Ich setze mich an den Tisch.

»Willst du was trinken?«, fragt Friedrich.

»Nein, nichts Flüssiges, bitte!«

Vorsichtig packe ich das Papier aus. Es ist noch intakt.

Friedrich setzt sich, sieht sich meinen Schatz an und nickt.

Ich hatte mir mehr Begeisterung erhofft.

»Papier«, sage ich. Er nickt.

»Nicht aus der Staatsbibliothek«, sage ich.

»Und da steht was drauf.« Er nickt.

»Nulleins, nicht übertragbar, berec«, lese ich vor. Er schweigt.

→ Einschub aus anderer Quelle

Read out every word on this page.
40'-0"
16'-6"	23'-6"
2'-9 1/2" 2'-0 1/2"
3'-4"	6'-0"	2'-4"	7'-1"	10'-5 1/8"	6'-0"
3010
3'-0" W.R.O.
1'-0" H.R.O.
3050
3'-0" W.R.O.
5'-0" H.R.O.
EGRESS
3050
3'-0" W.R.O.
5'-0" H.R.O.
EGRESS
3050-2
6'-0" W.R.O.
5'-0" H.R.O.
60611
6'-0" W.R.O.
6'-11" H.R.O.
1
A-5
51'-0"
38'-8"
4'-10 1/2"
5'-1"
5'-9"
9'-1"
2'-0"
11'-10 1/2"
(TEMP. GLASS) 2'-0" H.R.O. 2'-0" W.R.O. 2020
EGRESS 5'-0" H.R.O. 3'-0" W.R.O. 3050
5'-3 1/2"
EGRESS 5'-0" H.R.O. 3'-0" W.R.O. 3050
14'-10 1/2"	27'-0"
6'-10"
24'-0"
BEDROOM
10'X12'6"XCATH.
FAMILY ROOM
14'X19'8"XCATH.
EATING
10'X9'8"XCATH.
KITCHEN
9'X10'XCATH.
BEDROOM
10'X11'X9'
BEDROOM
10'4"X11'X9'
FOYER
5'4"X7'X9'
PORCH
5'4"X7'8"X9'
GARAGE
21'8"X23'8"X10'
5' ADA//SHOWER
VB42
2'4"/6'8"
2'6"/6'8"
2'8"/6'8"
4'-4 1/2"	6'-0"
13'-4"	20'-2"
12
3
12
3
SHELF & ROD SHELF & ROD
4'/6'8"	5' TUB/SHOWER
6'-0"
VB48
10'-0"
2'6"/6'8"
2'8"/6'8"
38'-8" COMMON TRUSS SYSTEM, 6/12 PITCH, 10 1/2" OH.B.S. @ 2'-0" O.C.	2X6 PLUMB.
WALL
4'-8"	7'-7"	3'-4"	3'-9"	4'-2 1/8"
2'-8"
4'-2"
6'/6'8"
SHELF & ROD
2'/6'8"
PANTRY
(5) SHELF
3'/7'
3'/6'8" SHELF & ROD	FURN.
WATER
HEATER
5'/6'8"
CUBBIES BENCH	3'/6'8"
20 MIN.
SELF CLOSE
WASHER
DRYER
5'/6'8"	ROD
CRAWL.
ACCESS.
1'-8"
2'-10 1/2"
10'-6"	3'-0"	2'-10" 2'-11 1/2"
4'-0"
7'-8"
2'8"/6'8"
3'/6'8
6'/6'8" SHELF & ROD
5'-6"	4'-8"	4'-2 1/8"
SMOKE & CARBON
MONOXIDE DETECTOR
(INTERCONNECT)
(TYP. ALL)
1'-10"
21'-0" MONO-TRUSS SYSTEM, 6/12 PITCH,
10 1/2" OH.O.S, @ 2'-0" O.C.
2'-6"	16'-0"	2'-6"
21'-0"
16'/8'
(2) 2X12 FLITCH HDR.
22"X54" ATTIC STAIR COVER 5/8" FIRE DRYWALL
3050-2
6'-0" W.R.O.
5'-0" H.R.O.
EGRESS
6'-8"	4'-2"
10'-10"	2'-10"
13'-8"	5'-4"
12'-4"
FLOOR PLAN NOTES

»Es könnte vielleicht berechtigt heißen«, sage ich, »oder berechnet oder berechnend.« Nichts.

»Friedrich?«

»Ja«, sagt Friedrich. »Entschuldige bitte. Manchmal wird mir die Ähnlichkeit zu viel.«

Ich bin still, sehe ihm in die Augen und warte.

Friedrich seufzt. »Entschuldige, du kannst das ja gar nicht wissen. Lola, also, die alte Lola, meine Lola, die hat auch manchmal Papier gefunden. Im ungesicherten Gebiet. Sie hat es gesammelt und bei mir gelassen. Ich dachte immer, das ist ein Geschenk, für mich. Aber wenn ich jetzt so darüber nachdenke, vielleicht war es auch für dich.«

Er steht auf, langsam, und geht zu einer der Truhen. Von hinten sieht er traurig aus und müde. Die alte Lola hat ihn als Kind gekannt und als jungen Mann. Und sie hat den Friedrich vor ihm gekannt. Als er zurückkommt, hält er eine Blechdose in den Händen.

»Da«, sagt er, »für dich.«

Es sind sieben verschieden große Papierstücke darin, mit meinem haben wir also acht, alle mehr oder weniger sichtbar beschriftet, manche

CH DU HÄLT

isein ritter

01 – nicht übertragbar – berec

s st alles gut

wir sic m gen eigen

bin da

SP E EL

NICHT VERGESSEN!

Vielleicht ergibt sich eine Geschichte, wenn ich die Stücke anders sortiere, denke ich. Viele Geschichten vielleicht.

»Danke«, sage ich.

Friedrich legt seinen Arm um mich und sieht mich an, als suche er etwas. Ich greife in seinen Nacken, ziehe ihn zu mir und küsse ihn. Er ist warm und schmeckt nach Salz. Sein Atem ist angenehm, laut und gleichmäßig. Als ich mich von ihm löse, sucht er nichts mehr und lächelt.